Q: Write a query to find the 2nd highest salary in each department.

SELECT * FROM (
  SELECT name, department, salary,
    DENSE_RANK() OVER (
      PARTITION BY department ORDER BY salary DESC
    ) AS dr
  FROM employees
) t WHERE dr = 2;

Use DENSE_RANK (not RANK) so ties don't cause you to skip the 2nd position.

Q: How would you calculate month-over-month revenue growth as a percentage?

SELECT month, revenue,
  LAG(revenue) OVER (ORDER BY month) AS prev_month,
  ROUND(100.0 * (revenue - LAG(revenue) OVER (ORDER BY month))
    / LAG(revenue) OVER (ORDER BY month), 1) AS growth_pct
FROM monthly_revenue;

Q: What's the difference between a window function and a GROUP BY? When would you choose one over the other?

GROUP BY collapses rows into one per group — you lose individual row data. Window functions keep all rows and add the calculation as a new column. Choose GROUP BY when you want summary rows. Choose window functions when you need both the detail AND the aggregate (e.g., showing each employee's salary alongside their department average).
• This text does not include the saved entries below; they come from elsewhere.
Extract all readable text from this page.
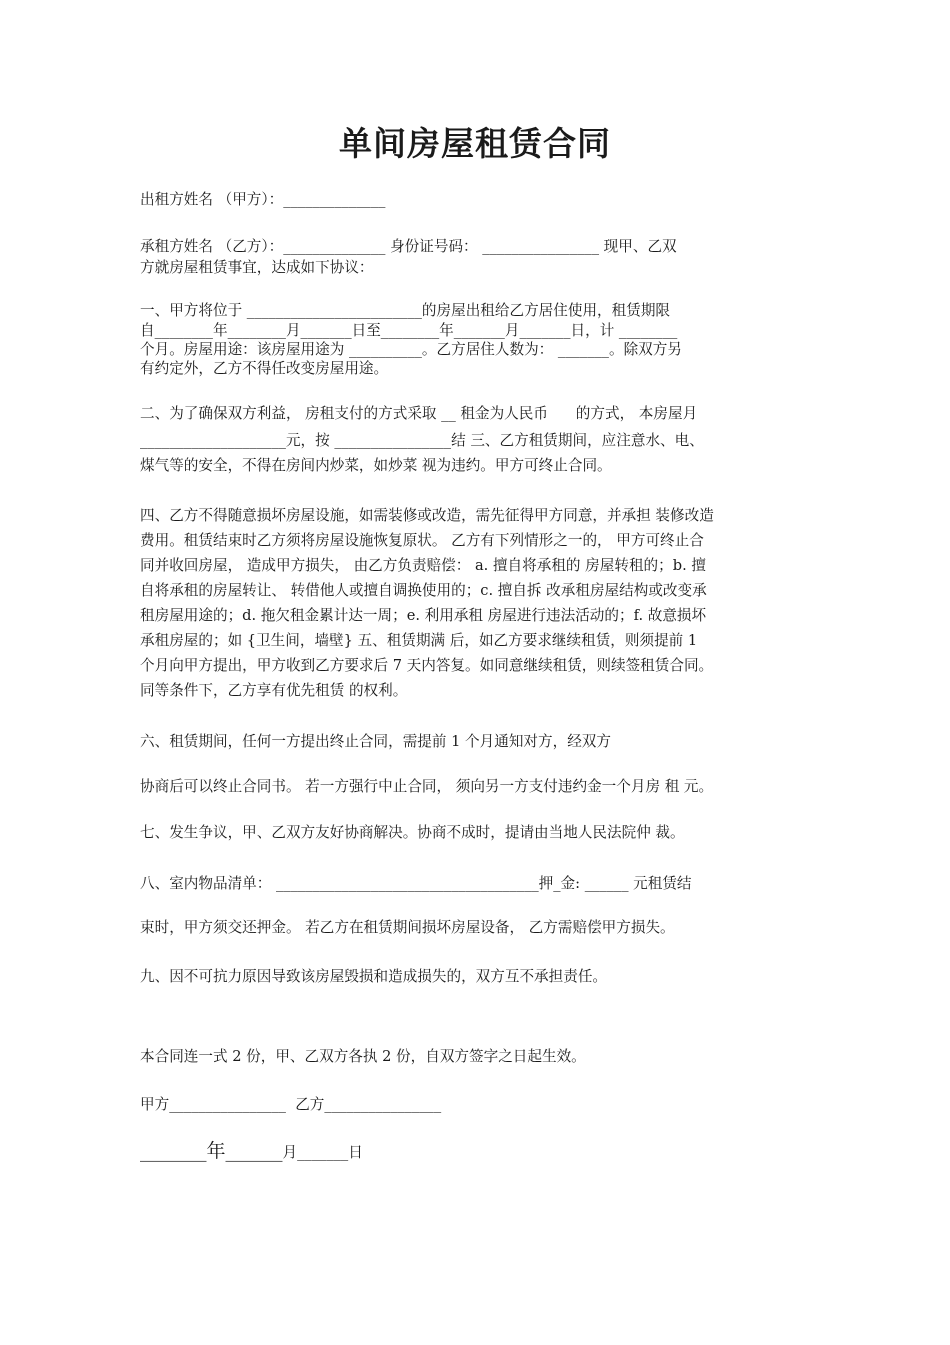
单间房屋租赁合同
出租方姓名 （甲方）：______________
承租方姓名 （乙方）：______________ 身份证号码： ________________ 现甲、乙双
方就房屋租赁事宜，达成如下协议：
一、甲方将位于 ________________________的房屋出租给乙方居住使用，租赁期限
自________年________月_______日至________年_______月_______日，计 ________
个月。房屋用途：该房屋用途为 __________。乙方居住人数为： _______。除双方另
有约定外，乙方不得任改变房屋用途。
二、为了确保双方利益， 房租支付的方式采取 __ 租金为人民币      的方式， 本房屋月
____________________元，按 ________________结 三、乙方租赁期间，应注意水、电、
煤气等的安全，不得在房间内炒菜，如炒菜 视为违约。甲方可终止合同。
四、乙方不得随意损坏房屋设施，如需装修或改造，需先征得甲方同意，并承担 装修改造
费用。租赁结束时乙方须将房屋设施恢复原状。 乙方有下列情形之一的， 甲方可终止合
同并收回房屋， 造成甲方损失， 由乙方负责赔偿： a. 擅自将承租的 房屋转租的；b. 擅
自将承租的房屋转让、 转借他人或擅自调换使用的；c. 擅自拆 改承租房屋结构或改变承
租房屋用途的；d. 拖欠租金累计达一周；e. 利用承租 房屋进行违法活动的；f. 故意损坏
承租房屋的；如 {卫生间，墙壁} 五、租赁期满 后，如乙方要求继续租赁，则须提前 1
个月向甲方提出，甲方收到乙方要求后 7 天内答复。如同意继续租赁，则续签租赁合同。
同等条件下，乙方享有优先租赁 的权利。
六、租赁期间，任何一方提出终止合同，需提前 1 个月通知对方，经双方
协商后可以终止合同书。 若一方强行中止合同， 须向另一方支付违约金一个月房 租 元。
七、发生争议，甲、乙双方友好协商解决。协商不成时，提请由当地人民法院仲 裁。
八、室内物品清单： ____________________________________押_金: ______ 元租赁结
束时，甲方须交还押金。 若乙方在租赁期间损坏房屋设备， 乙方需赔偿甲方损失。
九、因不可抗力原因导致该房屋毁损和造成损失的，双方互不承担责任。
本合同连一式 2 份，甲、乙双方各执 2 份，自双方签字之日起生效。
甲方________________  乙方________________
_______年______月_______日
Q: How do you remove duplicate rows keeping only the most recent one per user?

WITH ranked AS (
  SELECT *, ROW_NUMBER() OVER (
    PARTITION BY user_id ORDER BY created_at DESC
  ) AS rn
  FROM events
)
SELECT * FROM ranked WHERE rn = 1;

ROW_NUMBER (not RANK) guarantees exactly one row per user, even if timestamps tie.

Q: Can you use a window function in a WHERE clause? Why or why not?

No. Window functions execute after WHERE in the SQL execution order (they run at the SELECT stage). To filter by a window function result, wrap the query in a subquery or CTE and filter in the outer WHERE.